NVIDIA / spark-rapids-tools

User tools for Spark RAPIDS
Apache License 2.0
53 stars 37 forks source link

[FEA] Qualification tool: Report supported expressions in the output file #1325

Open nartal1 opened 2 months ago

nartal1 commented 2 months ago

Is your feature request related to a problem? Please describe. Qualification tool currently reports the unsupported expressions in unsupportedOperators.csv. Qual tool also reports Execs(both supported and unsupported) per sql in qualification_statistics.csv. It would be nice to report supported expressions per-sql . It would help to determine the frequency of a particular expression in a sql/job/application.
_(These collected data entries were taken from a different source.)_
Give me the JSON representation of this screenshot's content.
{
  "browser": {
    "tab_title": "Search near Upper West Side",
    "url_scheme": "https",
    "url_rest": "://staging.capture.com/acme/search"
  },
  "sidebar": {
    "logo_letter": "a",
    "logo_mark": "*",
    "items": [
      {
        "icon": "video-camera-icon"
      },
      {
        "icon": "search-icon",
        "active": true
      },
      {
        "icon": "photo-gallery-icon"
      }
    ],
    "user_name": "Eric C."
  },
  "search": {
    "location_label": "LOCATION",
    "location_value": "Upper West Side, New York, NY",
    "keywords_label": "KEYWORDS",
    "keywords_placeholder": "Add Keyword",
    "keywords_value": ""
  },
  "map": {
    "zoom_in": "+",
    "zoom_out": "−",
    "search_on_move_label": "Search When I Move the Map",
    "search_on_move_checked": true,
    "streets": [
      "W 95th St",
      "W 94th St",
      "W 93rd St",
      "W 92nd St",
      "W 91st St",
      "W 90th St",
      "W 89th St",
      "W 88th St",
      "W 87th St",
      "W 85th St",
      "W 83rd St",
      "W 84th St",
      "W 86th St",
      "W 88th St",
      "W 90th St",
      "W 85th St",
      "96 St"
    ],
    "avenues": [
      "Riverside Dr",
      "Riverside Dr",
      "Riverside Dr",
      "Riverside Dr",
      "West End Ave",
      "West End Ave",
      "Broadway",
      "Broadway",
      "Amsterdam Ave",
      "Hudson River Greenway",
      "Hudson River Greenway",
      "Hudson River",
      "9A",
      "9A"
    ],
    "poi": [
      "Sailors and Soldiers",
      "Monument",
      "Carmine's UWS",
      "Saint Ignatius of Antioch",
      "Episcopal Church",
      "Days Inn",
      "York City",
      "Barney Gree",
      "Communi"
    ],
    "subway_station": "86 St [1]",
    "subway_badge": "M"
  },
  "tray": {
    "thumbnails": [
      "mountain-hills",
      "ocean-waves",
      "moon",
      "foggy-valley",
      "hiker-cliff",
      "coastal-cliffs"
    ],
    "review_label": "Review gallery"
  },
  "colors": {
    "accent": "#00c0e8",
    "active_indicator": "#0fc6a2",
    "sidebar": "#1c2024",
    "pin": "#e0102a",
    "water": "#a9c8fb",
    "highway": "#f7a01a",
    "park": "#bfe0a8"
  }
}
Describe the solution you'd like Currently, the Qualification tool doesn't capture supported expressions. We need to update all the ExecParsers to capture the expressions so that we can report them later.

Things to consider:

  1. Since there could be many expressions in an Exec, capturing these would add to memory pressure. We need to come up with data structure to update the expression count rather than storing the expression in a map and then counting it at the end.
  2. Discussion is required on how to report it. Should it be a separate file ? Or should we include in any of the current output files? If we are going to report it per-SQL, then the report may get too lengthy and not easy to interpret. We also need to discuss the format of the output. Should it include Exec name as well OR just the Expression name and count per-sql
### Tasks
- [ ] Refactor ExecParser code, remove duplicate code in Parsers. 
- [ ] Update all Exec Parsers to capture supported expressions in an Exec
- [ ] Add code to report the supported expressions. 
amahussein commented 1 week ago

We have so many code redundancy in creating the execParsers. I would suggest that the code duplicates are removed so that we don't have to copy/paste again in tens of class files. This ExecParser needs to be refactored to be trait + abstract class. Then we only implement classes that are completely require different kind of handling. This applies to the Photon classes as well.

nartal1 commented 1 week ago

Thanks @amahussein ! I have update the description. Will start on refactor first followed by adding supported operators.